Thank you. Our next question comes from Corinne Jenkins with Goldman Sachs. Your line is open.
Yeah, good morning. You highlighted at the end there that you have this increasingly broad immunology portfolio. And of course, these are across different bands. So I'm curious. Could you talk about any potential synergies across the set of bands, whether that's an area we should expect you to continue to focus on as you expand the portfolio?

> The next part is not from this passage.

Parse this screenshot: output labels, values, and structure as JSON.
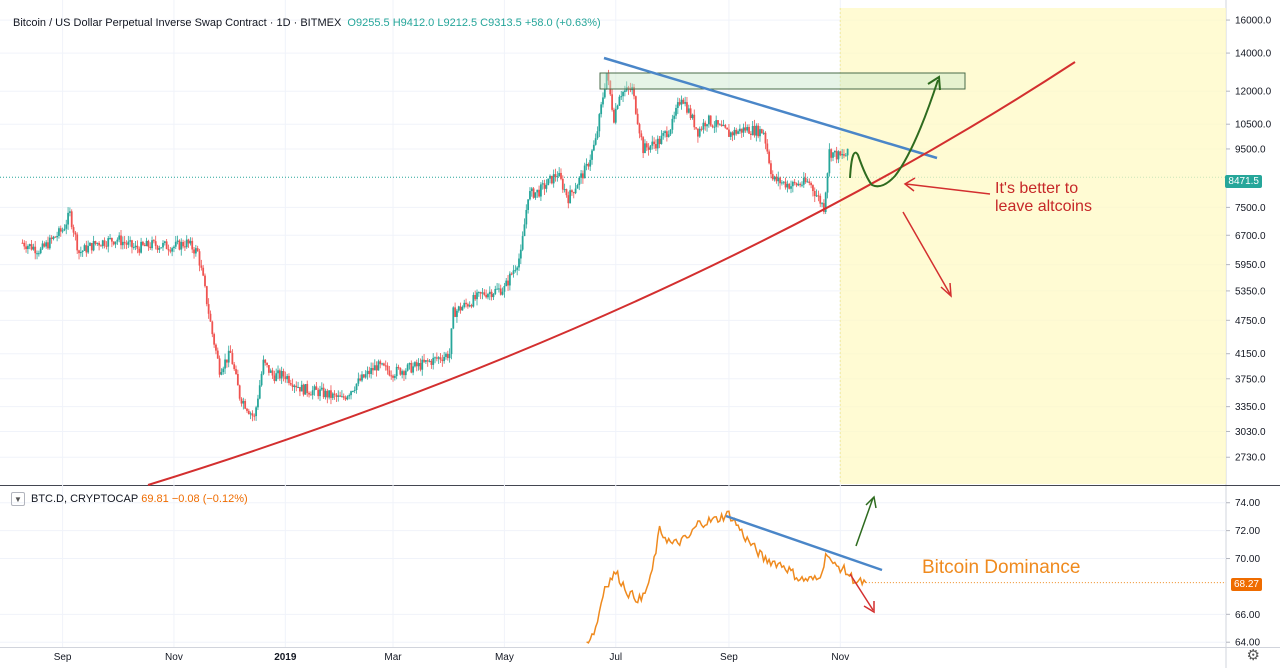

Yes. Thanks. It's a good question. I appreciate you listening. I would say a couple of things. First of all, we continue to not want to pigeonhole ourselves through specific therapeutic areas. So I think you'll continue to see us taking opportunities more broadly than just immunology.
There are obvious benefits to having a concentration or some elevated expertise in an area. I think we see it in our diligence. We see it in our track record in people's understanding of our ability to execute these kinds of deals and these kinds of programs.
Ultimately, if there are overlaps in commercial sort of footprint, we have the ability to do interesting things through the family and working with management teams to maximize sort of synergistic value, but we also have the flexibility to treat the programs as separate.
So I would say we get benefit from talent mobility. We get benefit from leadership. We get benefit from sharing ideas across the family. And I think down the line as we get closer to commercial in some of these programs, we have the ability to think creatively about collaborations and the flexibility to do what makes sense across the family.
And I'll highlight one of the things in particular, which is talent mobility. We talked about deprioritizing some programs today. I think one of the great things about the Roivant model is that we have the ability to take - to offer top talent from - from [indiscernible] programs that we do prioritize opportunities in other places around the organization, and that's something that's always been core to our model, and it's something that a concentration in human therapeutic area makes it even easier. And so I think it's something we're excited to have.
Thank you.
Thank you.
Thank you. Thank you. And I'm currently showing any questions at this time. I would like to turn the call back to Matthew Gline for closing remarks.
Great. Well, thank you, operator, and thank you to all who are listening today. Appreciate all of the really good questions. Obviously, an exciting combination of announcements for us. So yeah, looking forward to continuing to provide updates over time. Thank you for listening. And have a good summer. We'll be back out on a call like this in a couple of months.
This concludes today's conference call. Thank you for participating. You may now disconnect.